Pure-reference catalog of personally identifiable information (PII) categories across GDPR, CCPA/CPRA, NIST SP 800-122, and HIPAA. Defines what counts as personal data under each regime, enumerates the explicit identifiers each regulator lists (GDPR Art. 4(1) and Art. 9 special categories; CPRA sensitive personal information; NIST direct-identifier vs linkable distinction; HIPAA Safe Harbor 18 identifiers), and maps overlapping fields across jurisdictions so a masking pipeline knows which regulator's rules apply. Use as the authoritative source when authoring or reviewing masking rules, classifying a dataset's risk level, or scoping which fields a PII detector must catch.

pii-masking-pipeline-builder

Build-an-X workflow that produces a PII masking pipeline spec from a source-data inventory. Walks the author through (1) classifying each field against pii-categories-reference, (2) picking a masking operator from data-masking-techniques-reference, (3) deciding pseudonymisation (reversible, in GDPR scope) vs anonymisation (irreversible, out of scope), (4) ordering the pipeline (detect → operator → audit), and (5) emitting a deployable config for Presidio + Faker + Synthea wrappers. Output is a YAML pipeline spec plus a per-field rationale table. Use after classifying a dataset's PII risk; this is the workflow that translates classification into runnable masking config.

presidio-pii-detection

Author and run Microsoft Presidio PII detection - wraps presidio-analyzer (PII detector) + presidio-anonymizer (replace/redact/mask/hash/encrypt operators) for scanning datasets, log streams, and free-text fields. Covers AnalyzerEngine + AnonymizerEngine setup, built-in recognizers (PERSON, EMAIL_ADDRESS, CREDIT_CARD, US_SSN, IBAN_CODE, country-specific IDs across US/UK/Spain/Italy/Poland/Singapore/Australia/India and more), custom PatternRecognizer authoring, score thresholds, and CI gating.
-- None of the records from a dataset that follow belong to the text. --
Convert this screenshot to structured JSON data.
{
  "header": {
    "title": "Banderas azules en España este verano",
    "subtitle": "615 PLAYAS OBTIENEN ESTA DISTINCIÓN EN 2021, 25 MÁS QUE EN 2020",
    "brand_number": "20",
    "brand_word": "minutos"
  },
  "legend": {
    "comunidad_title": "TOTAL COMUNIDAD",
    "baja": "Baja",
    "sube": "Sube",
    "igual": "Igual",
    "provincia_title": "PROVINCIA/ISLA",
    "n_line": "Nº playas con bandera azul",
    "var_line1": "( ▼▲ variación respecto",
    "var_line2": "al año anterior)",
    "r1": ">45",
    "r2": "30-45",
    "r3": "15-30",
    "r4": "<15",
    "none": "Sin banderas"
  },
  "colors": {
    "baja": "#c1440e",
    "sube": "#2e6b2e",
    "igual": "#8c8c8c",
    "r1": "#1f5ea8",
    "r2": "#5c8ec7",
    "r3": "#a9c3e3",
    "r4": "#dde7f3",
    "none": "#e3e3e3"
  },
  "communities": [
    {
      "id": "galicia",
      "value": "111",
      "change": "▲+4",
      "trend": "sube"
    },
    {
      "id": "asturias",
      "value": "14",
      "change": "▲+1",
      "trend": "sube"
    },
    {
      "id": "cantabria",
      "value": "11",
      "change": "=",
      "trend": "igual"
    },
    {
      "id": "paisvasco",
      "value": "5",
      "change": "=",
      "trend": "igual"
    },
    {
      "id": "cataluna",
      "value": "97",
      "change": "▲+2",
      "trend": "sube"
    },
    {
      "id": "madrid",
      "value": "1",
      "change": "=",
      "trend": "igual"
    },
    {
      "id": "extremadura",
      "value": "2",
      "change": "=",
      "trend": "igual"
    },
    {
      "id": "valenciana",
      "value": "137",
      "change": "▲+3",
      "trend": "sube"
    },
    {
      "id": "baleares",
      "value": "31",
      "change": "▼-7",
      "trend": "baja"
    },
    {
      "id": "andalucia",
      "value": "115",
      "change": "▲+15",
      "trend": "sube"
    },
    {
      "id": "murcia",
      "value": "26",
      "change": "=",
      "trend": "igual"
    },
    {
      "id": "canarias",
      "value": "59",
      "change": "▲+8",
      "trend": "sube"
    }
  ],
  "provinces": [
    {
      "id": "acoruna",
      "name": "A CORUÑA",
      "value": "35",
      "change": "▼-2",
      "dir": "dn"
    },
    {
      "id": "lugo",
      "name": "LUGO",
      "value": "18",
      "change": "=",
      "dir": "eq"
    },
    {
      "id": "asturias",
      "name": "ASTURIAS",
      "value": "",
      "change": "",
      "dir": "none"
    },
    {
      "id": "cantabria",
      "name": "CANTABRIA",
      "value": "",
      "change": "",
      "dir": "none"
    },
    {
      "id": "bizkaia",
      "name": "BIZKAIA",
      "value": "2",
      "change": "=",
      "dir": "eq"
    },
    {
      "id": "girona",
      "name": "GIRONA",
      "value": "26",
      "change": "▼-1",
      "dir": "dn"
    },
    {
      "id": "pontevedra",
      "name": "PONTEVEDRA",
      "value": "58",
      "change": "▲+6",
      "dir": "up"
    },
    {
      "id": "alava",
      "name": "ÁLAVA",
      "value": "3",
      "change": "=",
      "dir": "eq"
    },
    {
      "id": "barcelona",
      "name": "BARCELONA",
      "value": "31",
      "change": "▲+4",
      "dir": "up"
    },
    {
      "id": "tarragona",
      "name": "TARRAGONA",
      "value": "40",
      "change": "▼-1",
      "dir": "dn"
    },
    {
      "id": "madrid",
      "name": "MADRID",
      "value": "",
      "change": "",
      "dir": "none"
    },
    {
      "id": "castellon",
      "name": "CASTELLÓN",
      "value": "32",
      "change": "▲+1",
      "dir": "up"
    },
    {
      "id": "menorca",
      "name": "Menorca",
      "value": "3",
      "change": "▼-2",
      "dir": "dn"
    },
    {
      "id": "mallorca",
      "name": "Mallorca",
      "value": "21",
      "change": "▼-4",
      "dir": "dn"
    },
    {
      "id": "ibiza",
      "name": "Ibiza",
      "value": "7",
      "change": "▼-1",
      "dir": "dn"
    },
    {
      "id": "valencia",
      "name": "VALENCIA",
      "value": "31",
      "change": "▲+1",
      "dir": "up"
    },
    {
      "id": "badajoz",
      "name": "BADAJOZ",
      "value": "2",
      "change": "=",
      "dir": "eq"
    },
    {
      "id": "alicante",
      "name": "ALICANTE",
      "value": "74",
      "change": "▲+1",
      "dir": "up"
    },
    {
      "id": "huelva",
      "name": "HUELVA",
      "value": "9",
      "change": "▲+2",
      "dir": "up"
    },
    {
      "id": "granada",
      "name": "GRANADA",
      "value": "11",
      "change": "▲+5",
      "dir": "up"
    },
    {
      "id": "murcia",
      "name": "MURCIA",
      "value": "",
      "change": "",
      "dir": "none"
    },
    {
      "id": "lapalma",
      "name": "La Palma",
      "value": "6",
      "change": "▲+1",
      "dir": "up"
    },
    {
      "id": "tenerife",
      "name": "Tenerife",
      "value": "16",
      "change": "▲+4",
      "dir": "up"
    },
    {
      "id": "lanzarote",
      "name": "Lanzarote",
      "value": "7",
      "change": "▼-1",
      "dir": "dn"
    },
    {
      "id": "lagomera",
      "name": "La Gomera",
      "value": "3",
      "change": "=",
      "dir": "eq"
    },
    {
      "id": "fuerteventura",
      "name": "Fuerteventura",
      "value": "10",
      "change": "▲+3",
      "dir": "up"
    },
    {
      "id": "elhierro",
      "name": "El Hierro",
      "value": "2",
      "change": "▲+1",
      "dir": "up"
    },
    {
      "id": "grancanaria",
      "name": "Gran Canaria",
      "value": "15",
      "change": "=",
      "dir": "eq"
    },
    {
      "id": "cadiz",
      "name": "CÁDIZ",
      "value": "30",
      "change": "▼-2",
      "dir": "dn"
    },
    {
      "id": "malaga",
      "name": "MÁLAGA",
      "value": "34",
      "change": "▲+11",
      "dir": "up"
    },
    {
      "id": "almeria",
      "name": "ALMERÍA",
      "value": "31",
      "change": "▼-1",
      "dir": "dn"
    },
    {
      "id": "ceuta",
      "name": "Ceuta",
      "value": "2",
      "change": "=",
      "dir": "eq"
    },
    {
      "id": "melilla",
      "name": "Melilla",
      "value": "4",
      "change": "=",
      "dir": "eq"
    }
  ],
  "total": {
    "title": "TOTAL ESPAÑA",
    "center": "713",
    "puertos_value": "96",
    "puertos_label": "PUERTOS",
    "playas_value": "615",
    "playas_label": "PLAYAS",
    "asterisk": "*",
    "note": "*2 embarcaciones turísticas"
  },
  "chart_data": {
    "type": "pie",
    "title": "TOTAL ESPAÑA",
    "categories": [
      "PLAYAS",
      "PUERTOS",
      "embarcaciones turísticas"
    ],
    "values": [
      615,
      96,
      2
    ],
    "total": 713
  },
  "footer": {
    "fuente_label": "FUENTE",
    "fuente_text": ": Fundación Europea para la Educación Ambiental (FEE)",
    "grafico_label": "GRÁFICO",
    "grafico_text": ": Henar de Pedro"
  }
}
Use when scanning *existing* data for PII (vs synthesising fresh fixtures with synthetic-pii-generator).

synthea-healthcare-data

Author and run Synthea (MITRE's open-source synthetic patient population simulator) to produce HIPAA-safe synthetic medical records for testing health IT systems. Covers Gradle build, population-size and state-specific generation, FHIR R4 / STU3 / DSTU2 / C-CDA / CSV / CPCDS output formats, disease-module customisation, and the lifecycle-simulation approach (birth-through-death patient journeys with realistic demographics). Use when testing FHIR servers, EHR integrations, claims processing, or any health IT system that needs realistic patient records without HIPAA exposure (distinct from faker-synthetic-data which is generic; this is health-domain-specific).

test-data-governance-reference

Pure-reference catalog of test-data lifecycle governance: retention schedules for test datasets, cross-environment data-sharing agreements, deletion of test data containing real PII, refresh cadence, access controls, and the legal basis for each policy under GDPR Art. 5 storage limitation and NIST SP 800-122. Use when defining a data-steward role for test environments, authoring a retention policy for a test database, scoping a data-sharing agreement before promoting a dataset from production to staging, or determining the deletion timeline for any test fixture that contains live personal data.